Human strain TB in jumbos baffles scientists

Source: Human strain TB in jumbos baffles scientists | The Herald August 3, 2019

Human strain TB in jumbos baffles scientists
Scientists are still puzzled by how an elephant got human strain tuberculosis at Kruger National Park in 2016

Bongani Siziba Correspondent
On July 31, the world commemorated World Ranger Day set aside to remember rangers killed or injured in the line of duty.

The day, which also seeks to celebrate the critical work to protect the world’s natural and cultural treasures, comes at a time South Africa is still puzzled by how an elephant got human strain tuberculosis in 2016.

The Kruger National Park is continuously monitoring the possible spread of a human strain of TB after one elephant was killed in 2016 and tested positive for the disease.

It was the first case ever recorded in the park’s elephant population.

Since then, researchers have been conducting tests on elephants to see whether the infection has spread.

The elephant died at the Kruger National Park next to the road and vets moved quickly to investigate.

According to reports, the dead elephant was thin, and the first call was to check its teeth as this is the first point to verify an illness and the elephant’s teeth were okay.

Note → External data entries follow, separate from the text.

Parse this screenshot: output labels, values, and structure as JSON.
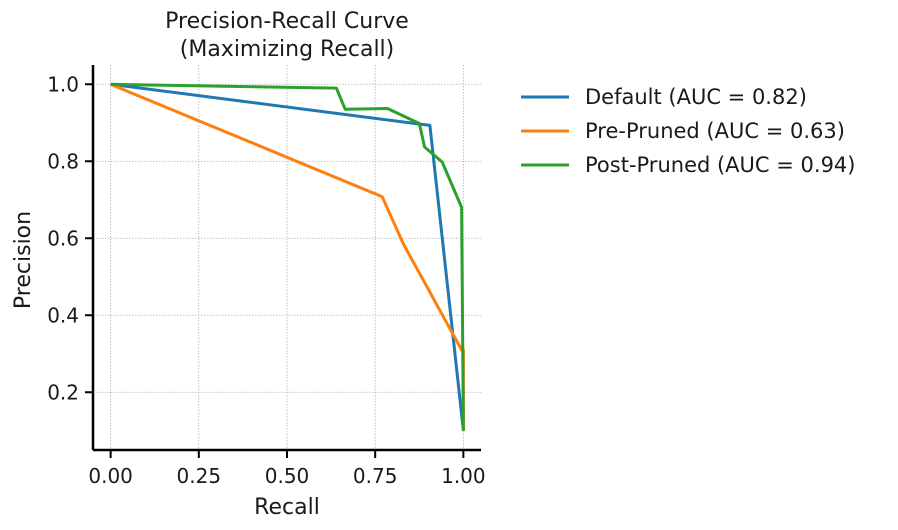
{
  "chart_data": {
    "type": "line",
    "title": [
      "Precision-Recall Curve",
      "(Maximizing Recall)"
    ],
    "xlabel": "Recall",
    "ylabel": "Precision",
    "xlim": [
      -0.05,
      1.05
    ],
    "ylim": [
      0.05,
      1.05
    ],
    "xticks": [
      0.0,
      0.25,
      0.5,
      0.75,
      1.0
    ],
    "xtick_labels": [
      "0.00",
      "0.25",
      "0.50",
      "0.75",
      "1.00"
    ],
    "yticks": [
      0.2,
      0.4,
      0.6,
      0.8,
      1.0
    ],
    "ytick_labels": [
      "0.2",
      "0.4",
      "0.6",
      "0.8",
      "1.0"
    ],
    "grid": true,
    "legend_position": "outside-right",
    "series": [
      {
        "name": "Default (AUC = 0.82)",
        "color": "#1f77b4",
        "x": [
          0.0,
          0.905,
          1.0,
          1.0
        ],
        "y": [
          1.0,
          0.893,
          0.1,
          0.1
        ]
      },
      {
        "name": "Pre-Pruned (AUC = 0.63)",
        "color": "#ff7f0e",
        "x": [
          0.0,
          0.77,
          0.83,
          0.995,
          1.0,
          1.0
        ],
        "y": [
          1.0,
          0.708,
          0.585,
          0.31,
          0.31,
          0.1
        ]
      },
      {
        "name": "Post-Pruned (AUC = 0.94)",
        "color": "#2ca02c",
        "x": [
          0.0,
          0.64,
          0.665,
          0.785,
          0.875,
          0.89,
          0.94,
          0.995,
          1.0
        ],
        "y": [
          1.0,
          0.99,
          0.935,
          0.937,
          0.898,
          0.837,
          0.798,
          0.68,
          0.1
        ]
      }
    ]
  }
}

However, after some tests it was found that the elephant had contracted TB from humans, leading to a research project being launched in South African National Parks (SANParks) in partnership with Stellenbosch University.

Tuberculosis (TB) in humans is a global public health concern and the discovery of animal cases of Mycobacterium tuberculosis (Mtb) infection and disease, especially in multi-host settings, also has significant implications for public health, veterinary disease control, and conservation endeavours.

Doctor Peter Buss, Head of the SANParks Veterinary Services, said they did not yet know how the TB virus managed to get to an elephant.

He said they suspected the elephant could have consumed food or waste left behind in its territory.

“We found that the lungs were very badly affected,” said Dr Buss.

“About 80 percent of its lungs were not functional. We collected the necessary samples and took them to various laboratories.

“When the results came back, they confirmed that it was TB — but not bovine, but human TB.”

Prof Michell Miller from the University of Stellenbouch in South Africa said while bovine TB was common in several species in the wild, including elephants, the occurrence of human TB in wild animals was considered an anomaly.

“It is only the one case to date, so it’s actually very difficult for us to predict what may or may not happen,” he said.

“The big thinking is not as much a focus on the individual animal as it is on the population and also because TB is a multi-host disease, one that can move between species, there is a concern for other species, including humans, and the environment.”

The elephants that are tested are tracked and darted, and then have their trunks cleaned, lungs washed, and blood samples taken.

Since then, Prof Buss and a team of experts have taken samples from over 30 elephants trying to establish if there are other elephants that could have the human TB.

To continue with the routine, recently an elephant was darted with drugs at the Skukuza part of the park in Mpumalanga in order to take samples for lab testing as part of this research.

Meanwhile, Zimbabwe and Mozambique are two countries in Southern Africa that have huge tourist potential which is a central pillar in their economies.

Zimbabwe, for instance, is visually spectacular with abundant wildlife and star attractions such as the Victoria Falls, Hwange, Mana Pools and Gonarezhou National Parks and Great Zimbabwe, while Mozambique enjoys its wildlife at Gorongosa and Banhire National parks, among others.

In celebration of the World Rangers Day, South Africa National Parks has hailed these two countries for their contributions in wildlife.

Speaking at the Kruger National Park ahead of the day, general manager of communications and marketing, Mr Ike Phahla said, “We fully do understand the challenges that our counterparts have when it comes to resources, but when it comes to giving our scientist access we are very happy with the co-operation we getting from both countries, whether its anti-poaching or conservation issues.”

On the ongoing human wildlife crisis in Botswana, Phahla said Botswana is yet to ask for assistance.

“We do not have anything that has come out as a formal request from Botswana to assist them with their elephants,” he said.